An inscription unearthed in the ancient city of Patara in Turkey’s Mediterranean coast honors the Roman senator Tiberius Claudius Flavianus Titianus Celer.
Located in the Kaş district of southwestern Antalya province, Patara is known as the capital of the ancient Lycian civilization, which consisted of 23 cities in the middle of the first century B.C.
As a result of investigations on the inscription, it was determined it was made by Vilia Prokla, one of the city's wealthiest women to honor her son – the Roman senator and governor of Cyprus and the Pontus States.
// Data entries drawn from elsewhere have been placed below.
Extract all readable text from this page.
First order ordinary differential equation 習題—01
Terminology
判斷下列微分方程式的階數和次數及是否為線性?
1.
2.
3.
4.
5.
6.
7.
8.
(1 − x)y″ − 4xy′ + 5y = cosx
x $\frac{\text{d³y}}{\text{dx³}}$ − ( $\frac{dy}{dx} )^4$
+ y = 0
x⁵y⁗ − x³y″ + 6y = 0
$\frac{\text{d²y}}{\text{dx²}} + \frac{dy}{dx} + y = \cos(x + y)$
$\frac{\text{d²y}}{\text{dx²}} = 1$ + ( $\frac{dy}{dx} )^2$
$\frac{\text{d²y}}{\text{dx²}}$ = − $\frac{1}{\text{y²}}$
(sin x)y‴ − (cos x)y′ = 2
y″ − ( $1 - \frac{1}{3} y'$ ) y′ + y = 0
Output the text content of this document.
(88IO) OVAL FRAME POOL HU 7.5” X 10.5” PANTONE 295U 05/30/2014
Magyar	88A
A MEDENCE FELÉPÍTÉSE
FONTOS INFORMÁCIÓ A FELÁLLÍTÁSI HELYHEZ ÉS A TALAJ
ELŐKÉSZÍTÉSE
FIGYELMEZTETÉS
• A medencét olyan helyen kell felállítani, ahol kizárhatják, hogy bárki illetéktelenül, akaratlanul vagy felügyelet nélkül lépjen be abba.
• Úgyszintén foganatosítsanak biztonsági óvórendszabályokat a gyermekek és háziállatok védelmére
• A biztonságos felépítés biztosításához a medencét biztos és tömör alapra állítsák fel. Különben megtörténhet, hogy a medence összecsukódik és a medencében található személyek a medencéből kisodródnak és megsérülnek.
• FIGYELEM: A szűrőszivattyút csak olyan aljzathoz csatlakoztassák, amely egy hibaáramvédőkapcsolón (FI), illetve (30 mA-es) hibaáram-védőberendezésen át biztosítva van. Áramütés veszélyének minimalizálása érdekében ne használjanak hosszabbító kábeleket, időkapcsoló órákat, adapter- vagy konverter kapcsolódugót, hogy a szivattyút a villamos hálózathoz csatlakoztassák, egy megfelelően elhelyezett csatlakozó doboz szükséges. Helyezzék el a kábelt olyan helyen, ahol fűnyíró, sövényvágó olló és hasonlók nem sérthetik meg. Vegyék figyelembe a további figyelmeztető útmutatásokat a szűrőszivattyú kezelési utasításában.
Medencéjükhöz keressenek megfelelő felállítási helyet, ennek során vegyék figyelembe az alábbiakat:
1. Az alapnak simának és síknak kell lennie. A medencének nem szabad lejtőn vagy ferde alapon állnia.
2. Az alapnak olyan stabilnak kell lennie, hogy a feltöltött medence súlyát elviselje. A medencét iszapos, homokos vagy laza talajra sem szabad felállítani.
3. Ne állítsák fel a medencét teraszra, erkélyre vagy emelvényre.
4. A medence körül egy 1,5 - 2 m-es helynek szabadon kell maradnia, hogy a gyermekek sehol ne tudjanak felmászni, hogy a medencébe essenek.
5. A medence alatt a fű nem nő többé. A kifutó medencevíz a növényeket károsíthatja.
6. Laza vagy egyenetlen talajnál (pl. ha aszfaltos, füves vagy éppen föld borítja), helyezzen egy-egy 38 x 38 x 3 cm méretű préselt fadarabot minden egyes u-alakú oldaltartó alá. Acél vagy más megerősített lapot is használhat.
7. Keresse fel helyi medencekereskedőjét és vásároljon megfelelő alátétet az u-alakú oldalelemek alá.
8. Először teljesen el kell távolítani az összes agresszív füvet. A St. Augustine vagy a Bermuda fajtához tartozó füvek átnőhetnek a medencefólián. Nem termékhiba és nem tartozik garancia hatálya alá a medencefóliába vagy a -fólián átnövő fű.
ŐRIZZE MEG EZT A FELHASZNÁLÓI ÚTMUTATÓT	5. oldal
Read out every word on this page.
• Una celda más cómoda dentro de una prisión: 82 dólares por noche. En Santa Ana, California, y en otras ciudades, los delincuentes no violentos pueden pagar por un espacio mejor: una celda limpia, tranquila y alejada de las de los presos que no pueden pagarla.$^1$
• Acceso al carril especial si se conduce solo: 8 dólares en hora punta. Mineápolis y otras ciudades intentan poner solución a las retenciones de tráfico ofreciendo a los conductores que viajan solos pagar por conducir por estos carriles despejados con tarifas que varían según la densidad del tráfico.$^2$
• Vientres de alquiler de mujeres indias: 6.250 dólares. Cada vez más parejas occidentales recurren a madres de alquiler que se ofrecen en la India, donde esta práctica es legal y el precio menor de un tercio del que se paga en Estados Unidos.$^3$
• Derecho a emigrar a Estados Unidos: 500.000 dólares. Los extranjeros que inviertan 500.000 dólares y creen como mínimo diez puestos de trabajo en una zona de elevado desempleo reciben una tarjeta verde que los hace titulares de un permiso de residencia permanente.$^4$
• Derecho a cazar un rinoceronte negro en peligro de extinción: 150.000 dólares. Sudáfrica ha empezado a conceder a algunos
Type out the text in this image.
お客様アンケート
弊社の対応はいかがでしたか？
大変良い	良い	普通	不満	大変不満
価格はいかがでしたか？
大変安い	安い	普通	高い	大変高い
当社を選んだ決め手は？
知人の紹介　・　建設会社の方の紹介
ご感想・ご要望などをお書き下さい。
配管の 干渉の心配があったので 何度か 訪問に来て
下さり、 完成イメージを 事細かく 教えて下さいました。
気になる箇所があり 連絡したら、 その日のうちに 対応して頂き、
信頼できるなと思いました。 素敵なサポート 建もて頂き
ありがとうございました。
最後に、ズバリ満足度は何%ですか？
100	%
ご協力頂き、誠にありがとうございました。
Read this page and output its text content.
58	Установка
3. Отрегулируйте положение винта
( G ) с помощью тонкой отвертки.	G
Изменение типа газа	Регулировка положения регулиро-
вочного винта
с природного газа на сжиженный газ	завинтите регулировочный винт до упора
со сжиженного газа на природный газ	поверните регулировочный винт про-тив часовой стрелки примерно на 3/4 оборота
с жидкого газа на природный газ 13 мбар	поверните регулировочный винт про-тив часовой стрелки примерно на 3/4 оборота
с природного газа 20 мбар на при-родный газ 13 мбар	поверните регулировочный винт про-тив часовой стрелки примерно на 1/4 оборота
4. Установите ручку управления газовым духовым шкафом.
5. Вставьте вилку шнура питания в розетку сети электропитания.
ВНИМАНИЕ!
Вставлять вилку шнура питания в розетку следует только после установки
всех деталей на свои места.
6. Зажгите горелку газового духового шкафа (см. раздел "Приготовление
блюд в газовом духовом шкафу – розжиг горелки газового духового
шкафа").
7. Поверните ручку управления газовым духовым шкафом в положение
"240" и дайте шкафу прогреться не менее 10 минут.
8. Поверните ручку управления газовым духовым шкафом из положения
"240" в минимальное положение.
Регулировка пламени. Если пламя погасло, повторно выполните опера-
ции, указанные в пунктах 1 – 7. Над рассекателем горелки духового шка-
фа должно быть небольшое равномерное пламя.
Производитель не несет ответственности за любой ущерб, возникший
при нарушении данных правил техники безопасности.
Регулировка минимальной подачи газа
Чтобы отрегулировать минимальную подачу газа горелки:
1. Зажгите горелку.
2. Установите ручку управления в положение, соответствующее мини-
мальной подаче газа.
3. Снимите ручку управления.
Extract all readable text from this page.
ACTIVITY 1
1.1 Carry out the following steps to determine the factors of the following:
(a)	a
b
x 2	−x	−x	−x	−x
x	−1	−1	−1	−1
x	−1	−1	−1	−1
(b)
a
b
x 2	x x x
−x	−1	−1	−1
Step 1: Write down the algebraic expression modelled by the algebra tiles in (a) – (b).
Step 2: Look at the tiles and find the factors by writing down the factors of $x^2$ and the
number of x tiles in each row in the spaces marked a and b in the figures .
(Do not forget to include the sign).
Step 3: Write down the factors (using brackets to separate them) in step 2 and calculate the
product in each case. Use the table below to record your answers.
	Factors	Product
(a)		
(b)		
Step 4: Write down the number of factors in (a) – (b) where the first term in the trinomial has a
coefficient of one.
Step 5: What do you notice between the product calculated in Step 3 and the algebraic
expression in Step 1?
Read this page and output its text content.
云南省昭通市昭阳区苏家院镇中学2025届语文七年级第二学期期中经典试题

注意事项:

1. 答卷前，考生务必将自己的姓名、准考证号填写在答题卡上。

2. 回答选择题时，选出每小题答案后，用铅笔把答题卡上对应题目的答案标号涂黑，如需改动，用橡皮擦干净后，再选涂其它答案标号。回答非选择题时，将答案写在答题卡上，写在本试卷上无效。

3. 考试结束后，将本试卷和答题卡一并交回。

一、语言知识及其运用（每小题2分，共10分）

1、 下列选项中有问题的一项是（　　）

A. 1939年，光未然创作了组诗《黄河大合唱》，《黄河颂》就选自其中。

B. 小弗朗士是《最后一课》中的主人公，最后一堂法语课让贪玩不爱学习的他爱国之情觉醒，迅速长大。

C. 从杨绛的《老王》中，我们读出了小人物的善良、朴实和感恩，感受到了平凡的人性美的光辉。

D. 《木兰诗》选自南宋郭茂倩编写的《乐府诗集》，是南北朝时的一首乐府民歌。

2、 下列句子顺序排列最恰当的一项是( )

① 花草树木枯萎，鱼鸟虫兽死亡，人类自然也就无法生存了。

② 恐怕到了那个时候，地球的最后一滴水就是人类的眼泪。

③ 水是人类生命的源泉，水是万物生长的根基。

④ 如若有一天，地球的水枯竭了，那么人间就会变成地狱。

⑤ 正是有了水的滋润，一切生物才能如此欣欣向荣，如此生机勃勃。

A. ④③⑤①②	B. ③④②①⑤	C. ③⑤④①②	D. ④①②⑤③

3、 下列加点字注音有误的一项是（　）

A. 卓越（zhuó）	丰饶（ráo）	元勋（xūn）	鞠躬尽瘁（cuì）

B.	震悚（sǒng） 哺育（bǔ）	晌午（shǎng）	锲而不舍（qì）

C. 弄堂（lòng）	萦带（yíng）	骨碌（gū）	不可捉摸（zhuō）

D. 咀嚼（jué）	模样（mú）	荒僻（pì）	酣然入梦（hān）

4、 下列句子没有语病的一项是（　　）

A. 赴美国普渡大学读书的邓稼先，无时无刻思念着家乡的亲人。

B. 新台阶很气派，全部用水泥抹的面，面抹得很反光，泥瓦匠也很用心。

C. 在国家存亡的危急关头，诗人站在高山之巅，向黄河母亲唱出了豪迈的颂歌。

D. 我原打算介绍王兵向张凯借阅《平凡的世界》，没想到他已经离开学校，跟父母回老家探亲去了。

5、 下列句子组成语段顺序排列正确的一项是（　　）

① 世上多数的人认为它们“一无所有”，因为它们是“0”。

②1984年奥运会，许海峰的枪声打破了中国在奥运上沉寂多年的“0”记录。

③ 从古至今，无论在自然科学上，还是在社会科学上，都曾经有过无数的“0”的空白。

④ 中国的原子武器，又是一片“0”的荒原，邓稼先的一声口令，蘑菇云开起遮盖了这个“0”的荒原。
The inscription, which conveys details about the senator the world knew little about, will be exhibited at the Demre Museum after a period in the garden of the excavation house.
Chief excavator Havva Işkan Işık of Akdeniz University told Anadolu Agency (AA) the excavation team found the inscription in 27 pieces.
Işık said experts from Antalya Conservation and Restoration Laboratory are restoring the inscription
“This is a very important inscription. We had information about Celer's mother and father with the same name. However, we did not have enough information about him. We had detailed knowledge. This is really valuable information for scientists specialized in ancient history. It became a gift of the Year of Patara to us,” she added.
Turkish President Recep Tayyip Erdoğan in February announced 2020 as the year of Patara in a bid to promote and draw attention to the ancient city. With its history, the city is well known as the "cradle of civilizations.” It was home to one of the world’s first democratic parliamentary systems and was a hub for ancient Egyptian traders.
With its 6,000-year-old heritage, the region is also known for the remains of the Lycian parliament building and its lighthouse, possibly the world’s oldest, as well as it's tranquil beaches.